Judge Griffin said he requested a meeting with the agency to help work on issues that arise in the day-to-day operations at the detention center.
"One of them accepted my invitation to serve 2 or 3 weeks as a guard in the facility to help give them a better working relationship of what is actually happening in the facility," Griffin said.
Judge Griffin said he thinks the state believes the facility is overusing the lockdown disciplinary action and would like to see a lighter form of discipline for minor offenses.
One of the other accusations against the detention center is the use of a mechanical restraint chair.
Judge Griffin said those disciplinary methods are not used with intent to harm a child, but to prevent them from hurting themselves or staff.

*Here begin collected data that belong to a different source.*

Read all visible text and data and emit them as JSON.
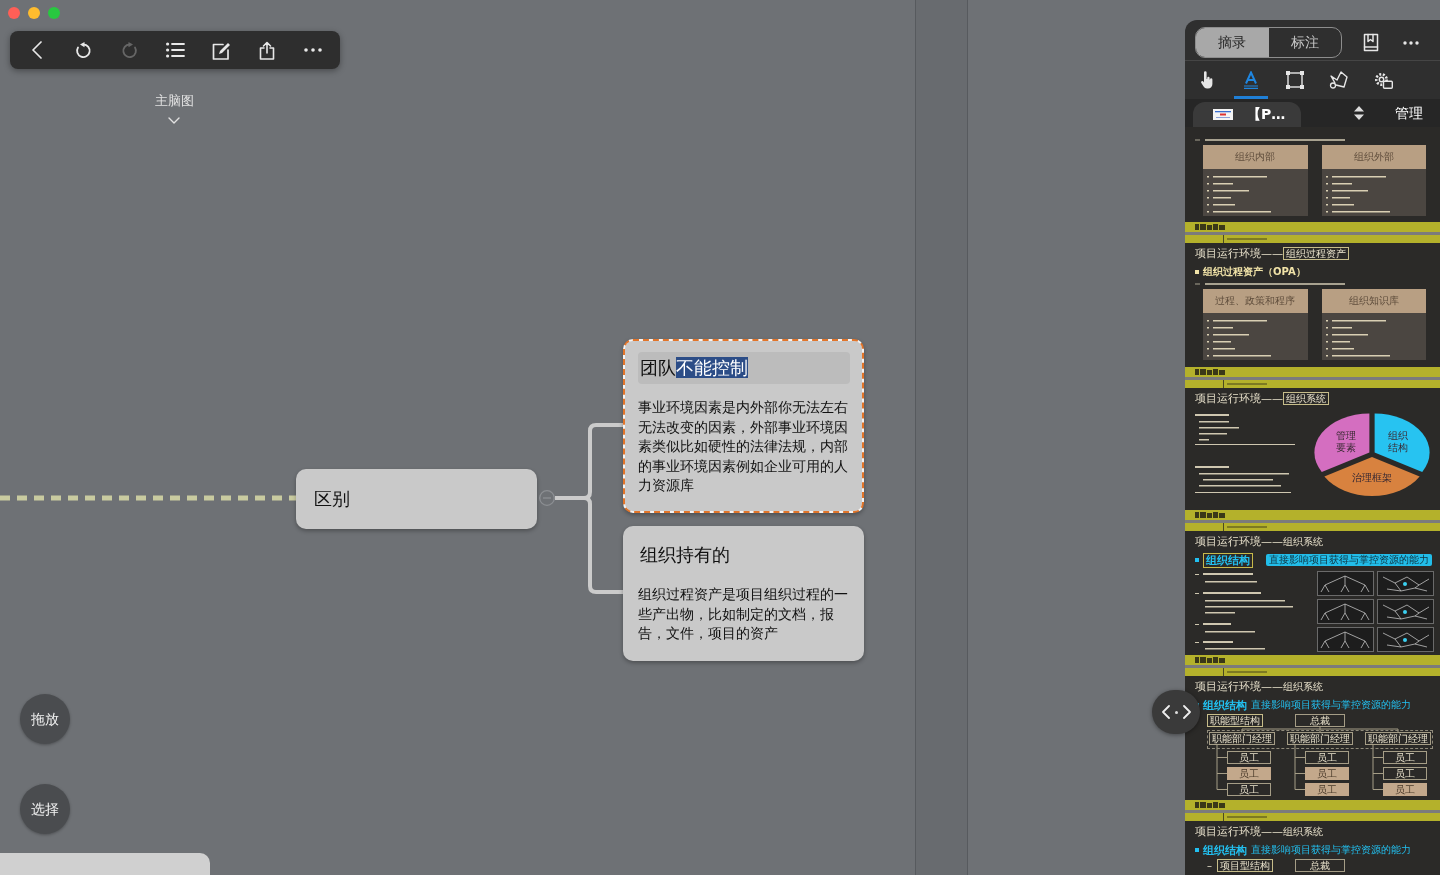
{
  "window": {
    "controls": [
      {
        "kind": "close"
      },
      {
        "kind": "minimize"
      },
      {
        "kind": "zoom"
      }
    ]
  },
  "toolbar": [
    {
      "kind": "back",
      "disabled": false
    },
    {
      "kind": "undo",
      "disabled": false
    },
    {
      "kind": "redo",
      "disabled": true
    },
    {
      "kind": "outline",
      "disabled": false
    },
    {
      "kind": "edit",
      "disabled": false
    },
    {
      "kind": "share",
      "disabled": false
    },
    {
      "kind": "more",
      "disabled": false
    }
  ],
  "map_switcher": {
    "label": "主脑图"
  },
  "mindmap": {
    "parent": {
      "title": "区别",
      "expanded": true
    },
    "children": [
      {
        "title": [
          {
            "text": "团队",
            "selected": false
          },
          {
            "text": "不能控制",
            "selected": true
          }
        ],
        "editing": true,
        "selected": true,
        "body": "事业环境因素是内外部你无法左右无法改变的因素，外部事业环境因素类似比如硬性的法律法规，内部的事业环境因素例如企业可用的人力资源库"
      },
      {
        "title": [
          {
            "text": "组织持有的",
            "selected": false
          }
        ],
        "editing": false,
        "selected": false,
        "body": "组织过程资产是项目组织过程的一些产出物，比如制定的文档，报告，文件，项目的资产"
      }
    ]
  },
  "mode_buttons": [
    {
      "label": "拖放"
    },
    {
      "label": "选择"
    }
  ],
  "panel": {
    "segments": [
      {
        "label": "摘录",
        "selected": true
      },
      {
        "label": "标注",
        "selected": false
      }
    ],
    "tools": [
      {
        "kind": "pointer",
        "selected": false
      },
      {
        "kind": "highlight",
        "selected": true
      },
      {
        "kind": "rectangle",
        "selected": false
      },
      {
        "kind": "lasso",
        "selected": false
      },
      {
        "kind": "settings",
        "selected": false
      }
    ],
    "document_tab": {
      "label": "【P…"
    },
    "manage_label": "管理",
    "slides": [
      {
        "kind": "comparison",
        "boxes": [
          {
            "title": "组织内部"
          },
          {
            "title": "组织外部"
          }
        ]
      },
      {
        "kind": "comparison",
        "heading": "项目运行环境——",
        "tag": "组织过程资产",
        "tag_boxed": true,
        "bullet": "组织过程资产（OPA）",
        "boxes": [
          {
            "title": "过程、政策和程序"
          },
          {
            "title": "组织知识库"
          }
        ]
      },
      {
        "kind": "pie",
        "heading": "项目运行环境——",
        "tag": "组织系统",
        "tag_boxed": true,
        "slices": [
          {
            "label": "组织结构",
            "color": "#27c3f1"
          },
          {
            "label": "治理框架",
            "color": "#d8823f"
          },
          {
            "label": "管理要素",
            "color": "#d46ec0"
          }
        ]
      },
      {
        "kind": "diagrams",
        "heading": "项目运行环境——",
        "tag": "组织系统",
        "tag_boxed": false,
        "bullet": "组织结构",
        "bullet_boxed": true,
        "note": "直接影响项目获得与掌控资源的能力"
      },
      {
        "kind": "org_chart",
        "heading": "项目运行环境——",
        "tag": "组织系统",
        "tag_boxed": false,
        "bullet": "组织结构",
        "bullet_boxed": false,
        "note": "直接影响项目获得与掌控资源的能力",
        "structure": "职能型结构",
        "top": "总裁",
        "managers": [
          "职能部门经理",
          "职能部门经理",
          "职能部门经理"
        ],
        "staff": [
          {
            "label": "员工",
            "highlighted": false
          },
          {
            "label": "员工",
            "highlighted": false
          },
          {
            "label": "员工",
            "highlighted": false
          },
          {
            "label": "员工",
            "highlighted": true
          },
          {
            "label": "员工",
            "highlighted": true
          },
          {
            "label": "员工",
            "highlighted": false
          },
          {
            "label": "员工",
            "highlighted": false
          },
          {
            "label": "员工",
            "highlighted": true
          },
          {
            "label": "员工",
            "highlighted": true
          }
        ]
      },
      {
        "kind": "org_chart",
        "heading": "项目运行环境——",
        "tag": "组织系统",
        "tag_boxed": false,
        "bullet": "组织结构",
        "bullet_boxed": false,
        "note": "直接影响项目获得与掌控资源的能力",
        "marker": "–",
        "structure": "项目型结构",
        "top": "总裁"
      }
    ]
  }
}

Griffin recalled an incident where a child refused to get in the chair.
"Their objection wasn't that we used it, the objection was that the juvenile was banging on walls, banging on the door, yelling and screaming and was told to settle down," Griffin said. "If, in fact when, they were told we are going to put you in the restraint chair they said you can't put me in it. When the staff came to do it, they opened the door and the juvenile submitted to being put in it without any struggle. The exception wasn't that it was used appropriately, it was that once they submitted, should you have gone ahead and placed the juvenile in the chair?"
Judge Griffin said if there is a consequence, there's an obligation to follow through with it.
He said in this case the juvenile was a danger.
"It was pounding with its fists on the wall and on the door and acting in an erratic manner," he said. "By placing them in a restraint chair then they can't struggle that way and will not be able to hit their head against a wall or some other destructive behavior."
Judge Griffin said the Arkansas Department of Youth Services will help craft new disciplinary measures at the detention facility.
"They will provide programs of alternative disciplines that will not escalate to what they consider to be a big disciplinary action," he said.
Griffin said one of the most interesting things he discussed with the representatives on Monday was the fact the state doesn't have a risk assessment for the juveniles that are sent into facilities.
"Each level of risk is going to have a different level of what your interaction with that juvenile would be," Griffin
He said he was told the administrative office of courts is working on a standardized risk assessment for juveniles.